Solar trams are coming to Melbourne and that’s a massive deal for the city, state and country. Melbourne has the largest operating tram network in the world with 250km of track with a staggering 1,763 stops and the trams run more than 20 hours per day. Back in 2013-14 the network serviced 176.9 passenger trips, which in 3 years has certainly grown with the population.
Melbourne’s trains are traditionally powered by overhead cables that draw power from the electricity grid, meaning this mode of public transport is ripe for a transition to a renewable power source like solar, that costs a one off investment, which can then power the trams for years with the free source of the sun.

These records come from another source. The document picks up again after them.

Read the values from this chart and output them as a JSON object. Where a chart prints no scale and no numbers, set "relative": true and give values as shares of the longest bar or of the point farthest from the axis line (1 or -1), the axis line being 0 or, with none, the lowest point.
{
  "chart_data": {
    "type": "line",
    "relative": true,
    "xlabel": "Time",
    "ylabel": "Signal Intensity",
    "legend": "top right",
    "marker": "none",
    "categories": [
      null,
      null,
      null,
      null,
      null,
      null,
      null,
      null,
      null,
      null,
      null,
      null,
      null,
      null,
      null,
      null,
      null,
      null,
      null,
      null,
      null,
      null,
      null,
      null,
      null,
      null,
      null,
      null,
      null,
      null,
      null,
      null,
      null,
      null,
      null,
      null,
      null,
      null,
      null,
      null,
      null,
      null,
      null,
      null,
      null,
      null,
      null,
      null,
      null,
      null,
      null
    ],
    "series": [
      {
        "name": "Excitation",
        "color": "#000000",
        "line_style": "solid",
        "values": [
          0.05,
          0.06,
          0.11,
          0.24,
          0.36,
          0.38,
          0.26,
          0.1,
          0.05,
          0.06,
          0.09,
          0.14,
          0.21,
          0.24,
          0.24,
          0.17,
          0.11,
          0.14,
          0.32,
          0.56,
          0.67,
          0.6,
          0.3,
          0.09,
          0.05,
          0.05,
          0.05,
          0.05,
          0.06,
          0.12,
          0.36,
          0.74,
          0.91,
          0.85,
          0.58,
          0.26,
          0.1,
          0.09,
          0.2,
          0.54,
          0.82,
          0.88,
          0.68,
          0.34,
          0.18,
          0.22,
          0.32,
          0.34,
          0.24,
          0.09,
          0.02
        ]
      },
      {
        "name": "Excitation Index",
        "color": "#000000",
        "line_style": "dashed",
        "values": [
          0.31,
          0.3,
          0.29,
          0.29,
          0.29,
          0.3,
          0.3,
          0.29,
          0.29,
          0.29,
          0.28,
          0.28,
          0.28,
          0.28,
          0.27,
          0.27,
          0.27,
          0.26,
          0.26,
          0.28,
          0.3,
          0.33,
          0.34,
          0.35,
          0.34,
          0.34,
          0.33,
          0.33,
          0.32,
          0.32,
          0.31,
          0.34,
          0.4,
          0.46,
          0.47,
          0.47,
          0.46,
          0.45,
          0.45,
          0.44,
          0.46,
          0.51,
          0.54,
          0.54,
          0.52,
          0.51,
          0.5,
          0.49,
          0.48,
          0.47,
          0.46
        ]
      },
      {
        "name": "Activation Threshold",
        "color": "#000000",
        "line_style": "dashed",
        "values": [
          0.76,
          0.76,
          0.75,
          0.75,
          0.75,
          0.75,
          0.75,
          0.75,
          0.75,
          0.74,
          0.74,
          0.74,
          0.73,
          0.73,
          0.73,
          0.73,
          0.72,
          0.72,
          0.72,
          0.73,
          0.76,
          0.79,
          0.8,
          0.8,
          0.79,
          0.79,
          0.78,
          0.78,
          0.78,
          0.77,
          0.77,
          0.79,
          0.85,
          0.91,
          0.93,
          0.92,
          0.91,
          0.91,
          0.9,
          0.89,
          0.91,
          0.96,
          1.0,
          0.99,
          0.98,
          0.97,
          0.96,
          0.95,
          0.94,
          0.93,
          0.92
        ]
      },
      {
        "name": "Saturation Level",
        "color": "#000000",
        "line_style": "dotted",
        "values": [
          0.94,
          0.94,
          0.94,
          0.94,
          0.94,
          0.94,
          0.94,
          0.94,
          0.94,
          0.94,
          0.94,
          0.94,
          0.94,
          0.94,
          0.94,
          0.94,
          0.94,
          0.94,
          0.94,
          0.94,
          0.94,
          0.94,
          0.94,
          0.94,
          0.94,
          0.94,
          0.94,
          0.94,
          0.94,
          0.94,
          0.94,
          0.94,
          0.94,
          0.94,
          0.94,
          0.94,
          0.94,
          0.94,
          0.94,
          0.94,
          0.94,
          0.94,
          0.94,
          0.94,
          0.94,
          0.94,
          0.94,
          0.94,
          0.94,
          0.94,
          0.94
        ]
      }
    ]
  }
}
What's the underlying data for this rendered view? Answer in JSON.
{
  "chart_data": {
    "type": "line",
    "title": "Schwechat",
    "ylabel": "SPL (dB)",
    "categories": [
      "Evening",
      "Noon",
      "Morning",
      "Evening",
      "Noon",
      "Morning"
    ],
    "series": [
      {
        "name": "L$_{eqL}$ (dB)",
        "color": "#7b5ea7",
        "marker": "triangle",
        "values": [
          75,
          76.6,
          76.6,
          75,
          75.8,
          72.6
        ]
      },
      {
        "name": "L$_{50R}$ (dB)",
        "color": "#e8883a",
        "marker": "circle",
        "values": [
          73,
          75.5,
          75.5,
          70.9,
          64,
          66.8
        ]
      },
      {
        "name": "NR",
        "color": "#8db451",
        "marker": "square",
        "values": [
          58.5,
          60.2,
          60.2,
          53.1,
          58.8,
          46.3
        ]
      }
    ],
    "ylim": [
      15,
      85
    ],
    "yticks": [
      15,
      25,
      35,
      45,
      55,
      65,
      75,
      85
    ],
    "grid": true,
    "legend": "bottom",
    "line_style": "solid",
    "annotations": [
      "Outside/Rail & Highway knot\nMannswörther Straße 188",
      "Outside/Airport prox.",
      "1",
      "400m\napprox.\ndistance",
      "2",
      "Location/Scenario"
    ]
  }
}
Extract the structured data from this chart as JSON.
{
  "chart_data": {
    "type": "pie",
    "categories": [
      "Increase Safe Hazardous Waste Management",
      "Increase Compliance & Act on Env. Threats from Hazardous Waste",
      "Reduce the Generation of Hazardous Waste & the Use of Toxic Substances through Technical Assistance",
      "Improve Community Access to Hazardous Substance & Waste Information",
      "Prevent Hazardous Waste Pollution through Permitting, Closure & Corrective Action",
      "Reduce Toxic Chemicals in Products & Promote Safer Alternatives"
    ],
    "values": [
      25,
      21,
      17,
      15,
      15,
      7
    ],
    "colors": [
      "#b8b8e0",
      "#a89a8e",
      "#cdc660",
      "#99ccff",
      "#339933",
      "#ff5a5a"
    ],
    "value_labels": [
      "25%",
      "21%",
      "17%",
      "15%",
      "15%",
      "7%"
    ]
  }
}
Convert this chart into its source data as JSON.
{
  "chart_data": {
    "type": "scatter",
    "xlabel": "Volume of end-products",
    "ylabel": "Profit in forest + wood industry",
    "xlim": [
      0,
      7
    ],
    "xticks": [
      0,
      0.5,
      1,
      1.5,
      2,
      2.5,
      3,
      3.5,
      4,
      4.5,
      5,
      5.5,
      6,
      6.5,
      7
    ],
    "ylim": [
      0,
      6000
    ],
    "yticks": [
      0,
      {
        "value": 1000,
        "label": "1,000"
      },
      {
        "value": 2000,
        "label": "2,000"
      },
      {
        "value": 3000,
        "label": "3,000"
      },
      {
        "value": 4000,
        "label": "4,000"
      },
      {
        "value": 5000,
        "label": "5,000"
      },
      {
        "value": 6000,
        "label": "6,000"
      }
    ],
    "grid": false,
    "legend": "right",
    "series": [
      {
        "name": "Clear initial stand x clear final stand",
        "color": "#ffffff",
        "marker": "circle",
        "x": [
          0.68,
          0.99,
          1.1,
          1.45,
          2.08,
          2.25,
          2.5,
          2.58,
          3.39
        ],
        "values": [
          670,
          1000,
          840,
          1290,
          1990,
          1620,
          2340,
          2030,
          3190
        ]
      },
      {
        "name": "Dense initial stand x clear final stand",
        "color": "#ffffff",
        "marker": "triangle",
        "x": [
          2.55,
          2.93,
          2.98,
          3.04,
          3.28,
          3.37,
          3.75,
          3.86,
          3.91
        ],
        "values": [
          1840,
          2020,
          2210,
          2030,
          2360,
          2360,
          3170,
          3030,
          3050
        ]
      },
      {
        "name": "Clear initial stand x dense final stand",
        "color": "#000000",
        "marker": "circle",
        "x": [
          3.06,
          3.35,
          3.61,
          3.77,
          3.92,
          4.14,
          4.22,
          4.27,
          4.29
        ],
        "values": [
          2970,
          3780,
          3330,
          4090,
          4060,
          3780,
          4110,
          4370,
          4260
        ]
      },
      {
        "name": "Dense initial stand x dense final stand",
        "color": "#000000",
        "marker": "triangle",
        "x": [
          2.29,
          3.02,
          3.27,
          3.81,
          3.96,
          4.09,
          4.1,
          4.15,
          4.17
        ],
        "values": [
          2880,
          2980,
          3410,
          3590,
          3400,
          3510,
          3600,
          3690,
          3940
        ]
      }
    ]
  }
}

While I’d hoped they were going to strap solar panels to the top of the trams, given the large surface area and the mostly outdoors routes. I would have loved to see the trams collect and store energy locally using battery technology, but perhaps the power to weight equation may not add up right now. The Government is taking a different approach.
The Government’s Minister for Energy, Environment & Climate Change and Minister for Suburban Development, Lily D’Ambrosio, today announced they’ll build a large scale solar plant to power the network. An Andrews Labor Government will run a tender process to help build a 75MW large scale solar farm to deliver $150 million in new capital investment and 300 new jobs.
Around 35MW of the new solar farms will be linked to Melbourne’s tram network. The Government will voluntarily surrender renewable energy certificates matching the amount of electricity used by all of Melbourne’s trams. This will result in a reduction of more than 80,000 tonnes of greenhouse gas emissions every year.
An open tender will be run in the first half of this year, with a completion date of the end of 2018.
It seems the minister is fond of electric vehicles, back in May 2015, she attended the launch of Telsa’s Melbourne store, if only more of our politicians felt the same.